Thanks, I have thought about that. I would like to try that as a last resort. The interior paint is in good shape and I’d hate to cover it if I don’t have to. Seems like there would be something that would remove this. I might try a “pet odor eliminator” from the pet store. Just thought someone here might have dealt with this and offer another solution.


----------



## sb47 (May 6, 2019)

Just give it some time and let mother nature take care of it. The smell will dissipate over time.


----------



## billyboy (May 6, 2019)

Charcoal brickets will help. Time will help the most. Dawn dishsoap might also help. It's a strong cleaner.


----------



## wood4heat (May 6, 2019)

billyboy said:


> Charcoal brickets will help. Time will help the most. Dawn dishsoap might also help. It's a strong cleaner.



Charcoal briquettes??? Would that be similar to using baking soda? I thought about that also.


----------



## grizz55chev (May 6, 2019)

wood4heat said:


> Charcoal briquettes??? Would that be similar to using baking soda? I thought about that also.

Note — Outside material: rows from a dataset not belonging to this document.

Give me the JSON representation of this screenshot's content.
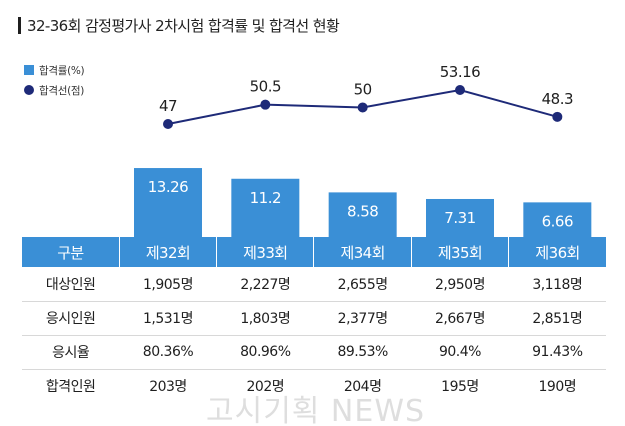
{
  "title": "32-36회 감정평가사 2차시험 합격률 및 합격선 현황",
  "legend": {
    "bar_label": "합격률(%)",
    "line_label": "합격선(점)"
  },
  "colors": {
    "bar": "#3a8fd6",
    "line": "#1e2a78",
    "header_bg": "#3a8fd6"
  },
  "chart_data": {
    "type": "bar",
    "categories": [
      "제32회",
      "제33회",
      "제34회",
      "제35회",
      "제36회"
    ],
    "series": [
      {
        "name": "합격률(%)",
        "type": "bar",
        "values": [
          13.26,
          11.2,
          8.58,
          7.31,
          6.66
        ]
      },
      {
        "name": "합격선(점)",
        "type": "line",
        "values": [
          47,
          50.5,
          50,
          53.16,
          48.3
        ]
      }
    ],
    "bar_labels": [
      "13.26",
      "11.2",
      "8.58",
      "7.31",
      "6.66"
    ],
    "line_labels": [
      "47",
      "50.5",
      "50",
      "53.16",
      "48.3"
    ],
    "grid": false,
    "legend_position": "top-left"
  },
  "table": {
    "header": [
      "구분",
      "제32회",
      "제33회",
      "제34회",
      "제35회",
      "제36회"
    ],
    "rows": [
      [
        "대상인원",
        "1,905명",
        "2,227명",
        "2,655명",
        "2,950명",
        "3,118명"
      ],
      [
        "응시인원",
        "1,531명",
        "1,803명",
        "2,377명",
        "2,667명",
        "2,851명"
      ],
      [
        "응시율",
        "80.36%",
        "80.96%",
        "89.53%",
        "90.4%",
        "91.43%"
      ],
      [
        "합격인원",
        "203명",
        "202명",
        "204명",
        "195명",
        "190명"
      ]
    ]
  },
  "watermark": "고시기획 NEWS"
}
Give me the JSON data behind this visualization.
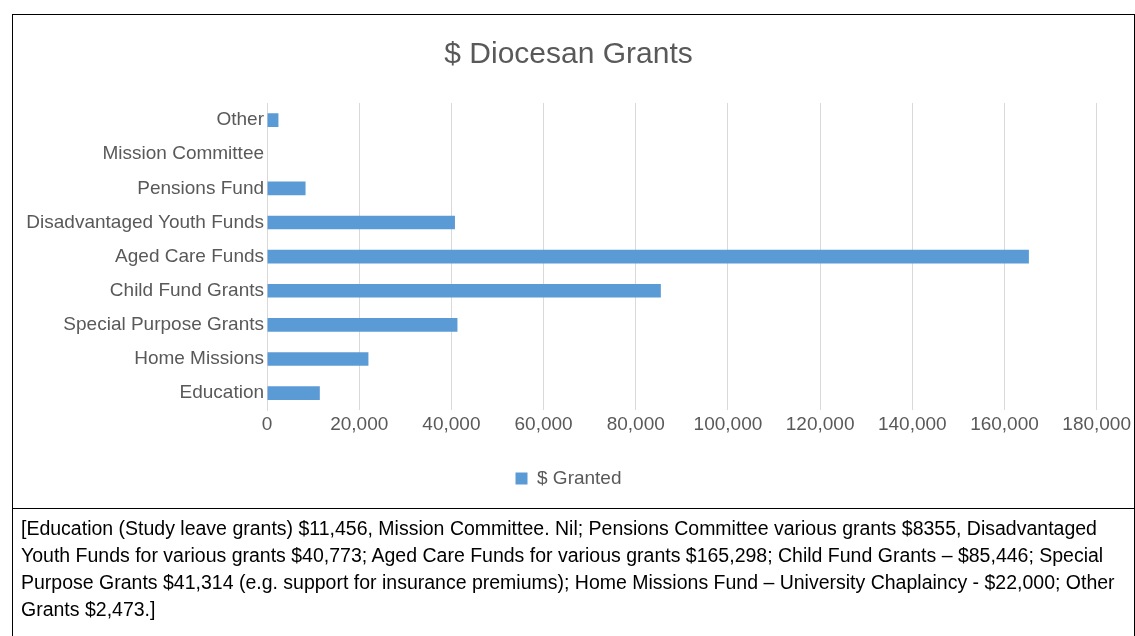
{
  "chart_data": {
    "type": "bar",
    "orientation": "horizontal",
    "title": "$ Diocesan Grants",
    "categories": [
      "Other",
      "Mission Committee",
      "Pensions Fund",
      "Disadvantaged Youth Funds",
      "Aged Care Funds",
      "Child Fund Grants",
      "Special Purpose Grants",
      "Home Missions",
      "Education"
    ],
    "series": [
      {
        "name": "$ Granted",
        "color": "#5b9bd5",
        "values": [
          2473,
          0,
          8355,
          40773,
          165298,
          85446,
          41314,
          22000,
          11456
        ]
      }
    ],
    "xlim": [
      0,
      180000
    ],
    "xticks": [
      0,
      {
        "value": 20000,
        "label": "20,000"
      },
      {
        "value": 40000,
        "label": "40,000"
      },
      {
        "value": 60000,
        "label": "60,000"
      },
      {
        "value": 80000,
        "label": "80,000"
      },
      {
        "value": 100000,
        "label": "100,000"
      },
      {
        "value": 120000,
        "label": "120,000"
      },
      {
        "value": 140000,
        "label": "140,000"
      },
      {
        "value": 160000,
        "label": "160,000"
      },
      {
        "value": 180000,
        "label": "180,000"
      }
    ],
    "grid": "x",
    "legend": "bottom",
    "annotations": [
      "[Education (Study leave grants) $11,456, Mission Committee. Nil; Pensions Committee various grants $8355, Disadvantaged Youth Funds for various grants $40,773; Aged Care Funds for various grants $165,298; Child Fund Grants – $85,446; Special Purpose Grants $41,314 (e.g. support for insurance premiums); Home Missions Fund – University Chaplaincy - $22,000; Other Grants $2,473.]"
    ]
  }
}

Dawn dish soap, hydrogen peroxide and baking soda, wash, rinse, repeat.


----------



## knockbill (May 6, 2019)

...and dry the drawers in the sun...


----------



## Nathan Graff (May 6, 2019)

You'll have to pull the drawers out and clean everything behind and under the drawers. Dawn dish soap to take the urine off, baking soda and charcoal to neutralize and absorb the smell, and lots of time to dry. Mice find their way by following urine trails. Best to get rid of that totally.


----------



## wood4heat (May 6, 2019)

Thanks all. When I get home I will pull each of the drawers and clean them again. I’ll try the peroxide and leave them out to dry in the sun tomorrow. While they are out I’ll clean and maybe spray paint the inside of the cabinet. I’m also gonna seal up and potential rodent entry points. Grease the slides before I put it back together and hope it is odor free. If so I will install my new drawer liners and load it with tools!

Thanks for the tips.


----------



## capetrees (May 6, 2019)

https://www.google.com/search?sourc........0....1..gws-wiz.....0..0i131.YQGJ-hVH_6s


----------



## Deleted member 117362 (May 6, 2019)

Sorry, have to say it. Throw a skunk in it.


----------



## bowtechmadman (May 7, 2019)

Coffee helps with absorbing odor also.


----------



## old guy (May 7, 2019)

Skunk smell beats mouse smell all day long.


----------



## wood4heat (May 11, 2019)

Got the nasty mice smell out! This morning I cut my new drawer liners and put them in. I am still trying to come up with a solution for the busted drawer slide so the top drawer is still out but that won’t stop me from loading the lower drawers. Now comes the fun part, damn this thing has a lot of space!


----------